The 1220th Engineering Company does a lot of driving in convoys. It's one of the most dangerous roles for soldiers in Afghanistan now, with the risk of roadside bombs. That's why they're training at Camp Gruber on how to judge the danger and avoid it.
"We always stay alert, someone is always watching and you always have to present yourself as a hard target," said Sgt. Brian Bigfeather.
Most of the soldiers have deployed overseas before, but with the dangers they face, training on security is a top priority and they take it slow.
When they pull out of a secure area, the overriding concern is to complete the mission and get back safely. So, they spend days driving around Camp Gruber, heading into uncertain scenarios with other soldiers playing the roles of locals. either friendly or unfriendly. The soldiers in the convoy don't know. That's the training.
"How to react to a situation when it arises," said Staff Sgt. Laprix Davis.
Davis is on his fourth deployment, but his first with soldiers under his command.
"As long as I make it and the soldiers make it through another day, that's all that matters—battle focus," Davis said.

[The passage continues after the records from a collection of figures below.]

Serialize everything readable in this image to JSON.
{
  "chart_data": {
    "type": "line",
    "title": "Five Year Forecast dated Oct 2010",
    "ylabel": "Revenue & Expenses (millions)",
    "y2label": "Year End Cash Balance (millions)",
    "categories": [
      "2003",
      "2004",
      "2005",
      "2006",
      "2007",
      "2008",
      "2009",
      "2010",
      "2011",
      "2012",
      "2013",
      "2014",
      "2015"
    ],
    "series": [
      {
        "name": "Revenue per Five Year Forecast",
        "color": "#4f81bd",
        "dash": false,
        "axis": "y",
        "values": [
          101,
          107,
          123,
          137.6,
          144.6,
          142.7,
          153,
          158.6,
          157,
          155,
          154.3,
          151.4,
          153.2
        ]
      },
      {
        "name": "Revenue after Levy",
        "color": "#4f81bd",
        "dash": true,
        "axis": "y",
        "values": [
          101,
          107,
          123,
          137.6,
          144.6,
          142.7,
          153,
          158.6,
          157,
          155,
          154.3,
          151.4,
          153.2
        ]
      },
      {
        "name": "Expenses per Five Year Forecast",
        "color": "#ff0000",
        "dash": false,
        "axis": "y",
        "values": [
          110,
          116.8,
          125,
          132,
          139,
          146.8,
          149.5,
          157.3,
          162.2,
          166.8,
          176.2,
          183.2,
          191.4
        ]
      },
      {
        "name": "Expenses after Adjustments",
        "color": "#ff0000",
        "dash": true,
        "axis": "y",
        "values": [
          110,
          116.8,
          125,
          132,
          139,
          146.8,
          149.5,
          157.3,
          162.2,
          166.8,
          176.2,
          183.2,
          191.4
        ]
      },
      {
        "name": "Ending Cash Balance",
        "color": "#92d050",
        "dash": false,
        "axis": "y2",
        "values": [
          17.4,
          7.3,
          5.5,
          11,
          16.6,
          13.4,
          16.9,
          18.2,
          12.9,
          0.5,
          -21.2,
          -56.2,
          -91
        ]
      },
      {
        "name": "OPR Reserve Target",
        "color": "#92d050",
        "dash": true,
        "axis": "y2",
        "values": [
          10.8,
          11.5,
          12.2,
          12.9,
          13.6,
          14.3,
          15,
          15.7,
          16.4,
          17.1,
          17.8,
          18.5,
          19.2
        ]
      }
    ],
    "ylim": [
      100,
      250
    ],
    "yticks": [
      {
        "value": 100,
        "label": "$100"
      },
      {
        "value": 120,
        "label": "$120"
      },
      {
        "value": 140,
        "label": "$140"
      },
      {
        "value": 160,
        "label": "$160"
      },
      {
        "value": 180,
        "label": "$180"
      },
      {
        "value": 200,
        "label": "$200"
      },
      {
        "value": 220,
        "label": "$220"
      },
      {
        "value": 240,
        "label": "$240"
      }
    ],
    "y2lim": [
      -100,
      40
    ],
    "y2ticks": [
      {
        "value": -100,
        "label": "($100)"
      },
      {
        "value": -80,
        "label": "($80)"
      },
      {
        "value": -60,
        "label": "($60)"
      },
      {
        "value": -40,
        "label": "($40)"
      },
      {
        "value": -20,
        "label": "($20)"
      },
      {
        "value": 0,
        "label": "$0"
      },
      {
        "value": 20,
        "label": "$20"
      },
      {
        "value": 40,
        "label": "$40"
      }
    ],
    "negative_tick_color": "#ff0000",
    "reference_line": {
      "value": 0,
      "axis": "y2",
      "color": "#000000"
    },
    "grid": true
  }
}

This group of soldiers will spend another couple of weeks training at Camp Gruber, then go to Fort Bliss, in Texas, before leaving for Afghanistan in April.

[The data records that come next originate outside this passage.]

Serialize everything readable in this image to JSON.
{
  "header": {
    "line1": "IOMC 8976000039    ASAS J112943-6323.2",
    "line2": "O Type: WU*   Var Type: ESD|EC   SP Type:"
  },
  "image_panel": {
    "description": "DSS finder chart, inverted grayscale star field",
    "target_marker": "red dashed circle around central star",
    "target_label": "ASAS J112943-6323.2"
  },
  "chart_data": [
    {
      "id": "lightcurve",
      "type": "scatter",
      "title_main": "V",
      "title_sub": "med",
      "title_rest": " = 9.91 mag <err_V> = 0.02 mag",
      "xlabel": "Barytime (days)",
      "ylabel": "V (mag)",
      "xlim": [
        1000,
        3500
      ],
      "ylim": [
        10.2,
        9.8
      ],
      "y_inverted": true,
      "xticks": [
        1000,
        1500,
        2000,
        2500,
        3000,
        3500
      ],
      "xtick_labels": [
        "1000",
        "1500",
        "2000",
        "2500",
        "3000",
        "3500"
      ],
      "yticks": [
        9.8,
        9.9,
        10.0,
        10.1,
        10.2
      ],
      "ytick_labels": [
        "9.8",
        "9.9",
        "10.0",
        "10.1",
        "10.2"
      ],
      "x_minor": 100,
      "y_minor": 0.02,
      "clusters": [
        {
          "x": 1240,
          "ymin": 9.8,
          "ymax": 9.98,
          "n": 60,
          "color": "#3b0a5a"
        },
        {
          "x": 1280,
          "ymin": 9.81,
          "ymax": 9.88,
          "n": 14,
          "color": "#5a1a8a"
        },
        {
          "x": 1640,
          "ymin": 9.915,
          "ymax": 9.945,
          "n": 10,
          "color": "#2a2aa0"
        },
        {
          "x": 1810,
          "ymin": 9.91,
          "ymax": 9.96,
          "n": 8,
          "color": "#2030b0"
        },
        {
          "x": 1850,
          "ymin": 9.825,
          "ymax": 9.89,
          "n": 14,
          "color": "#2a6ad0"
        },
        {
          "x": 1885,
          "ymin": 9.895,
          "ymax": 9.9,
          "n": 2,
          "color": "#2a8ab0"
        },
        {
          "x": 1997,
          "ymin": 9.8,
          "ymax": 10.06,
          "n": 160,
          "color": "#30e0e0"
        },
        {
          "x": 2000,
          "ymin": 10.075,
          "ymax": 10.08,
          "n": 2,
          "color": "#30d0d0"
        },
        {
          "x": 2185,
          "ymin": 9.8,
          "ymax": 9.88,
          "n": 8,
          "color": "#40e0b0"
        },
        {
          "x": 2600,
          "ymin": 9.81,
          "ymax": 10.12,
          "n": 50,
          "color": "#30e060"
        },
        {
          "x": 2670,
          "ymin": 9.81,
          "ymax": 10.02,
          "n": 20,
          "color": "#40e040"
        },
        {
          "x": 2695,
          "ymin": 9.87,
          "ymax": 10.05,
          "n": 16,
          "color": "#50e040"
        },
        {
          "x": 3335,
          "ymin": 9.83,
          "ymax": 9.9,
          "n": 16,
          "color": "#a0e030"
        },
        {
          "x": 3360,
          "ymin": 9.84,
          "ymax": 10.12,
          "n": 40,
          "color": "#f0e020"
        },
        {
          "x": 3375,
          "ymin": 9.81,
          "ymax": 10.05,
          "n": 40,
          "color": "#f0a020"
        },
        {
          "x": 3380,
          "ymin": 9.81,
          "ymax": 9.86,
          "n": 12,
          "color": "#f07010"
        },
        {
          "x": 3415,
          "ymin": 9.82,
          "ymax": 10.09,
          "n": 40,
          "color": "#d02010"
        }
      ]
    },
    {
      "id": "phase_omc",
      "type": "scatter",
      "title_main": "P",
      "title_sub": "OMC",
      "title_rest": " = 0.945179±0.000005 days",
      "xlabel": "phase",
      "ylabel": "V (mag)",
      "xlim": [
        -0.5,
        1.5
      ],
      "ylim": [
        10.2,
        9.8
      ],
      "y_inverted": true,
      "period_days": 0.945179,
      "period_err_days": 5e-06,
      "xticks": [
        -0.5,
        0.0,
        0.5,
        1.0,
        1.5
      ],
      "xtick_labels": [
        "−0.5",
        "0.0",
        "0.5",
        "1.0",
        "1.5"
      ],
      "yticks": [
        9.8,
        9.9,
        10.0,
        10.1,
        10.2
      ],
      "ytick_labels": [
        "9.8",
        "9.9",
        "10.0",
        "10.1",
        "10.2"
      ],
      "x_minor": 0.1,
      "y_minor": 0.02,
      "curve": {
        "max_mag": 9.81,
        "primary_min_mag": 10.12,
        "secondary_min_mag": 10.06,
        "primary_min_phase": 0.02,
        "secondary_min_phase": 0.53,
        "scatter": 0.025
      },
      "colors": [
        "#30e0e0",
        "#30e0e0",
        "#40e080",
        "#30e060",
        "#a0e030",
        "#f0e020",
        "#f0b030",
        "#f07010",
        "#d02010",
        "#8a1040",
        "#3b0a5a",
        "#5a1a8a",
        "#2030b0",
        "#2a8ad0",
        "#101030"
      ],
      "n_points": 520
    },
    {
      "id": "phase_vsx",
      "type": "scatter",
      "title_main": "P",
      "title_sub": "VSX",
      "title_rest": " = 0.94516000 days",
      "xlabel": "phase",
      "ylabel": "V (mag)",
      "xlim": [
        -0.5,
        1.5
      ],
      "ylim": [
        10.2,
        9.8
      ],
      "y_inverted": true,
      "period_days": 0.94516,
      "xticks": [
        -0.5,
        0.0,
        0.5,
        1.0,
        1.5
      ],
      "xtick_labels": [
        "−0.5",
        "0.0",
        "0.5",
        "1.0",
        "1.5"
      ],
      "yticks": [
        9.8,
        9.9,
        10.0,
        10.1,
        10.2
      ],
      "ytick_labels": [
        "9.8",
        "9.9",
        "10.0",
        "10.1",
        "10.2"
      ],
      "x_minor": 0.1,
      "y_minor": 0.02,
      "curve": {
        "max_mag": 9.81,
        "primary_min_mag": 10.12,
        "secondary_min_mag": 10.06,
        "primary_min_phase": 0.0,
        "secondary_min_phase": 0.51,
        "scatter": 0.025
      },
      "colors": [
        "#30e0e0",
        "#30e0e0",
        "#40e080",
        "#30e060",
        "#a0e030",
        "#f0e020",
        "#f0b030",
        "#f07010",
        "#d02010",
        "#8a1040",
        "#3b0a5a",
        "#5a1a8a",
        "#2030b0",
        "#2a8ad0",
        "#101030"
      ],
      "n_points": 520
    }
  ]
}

Their mission in Afghanistan is primarily deconstruction, as the Army pulls out of bases in the eastern part of the country.
They'll also do repair work, as the Afghan security forces takes over.
"We actually have a deconstruction mission, which basically consists of tearing down the bases over there," said Captain Joshua Lawson.
The National Guard has a deployment ceremony for next Tuesday, in Muskogee.
The 1220th will be mobilized for a year and will spend nine months overseas.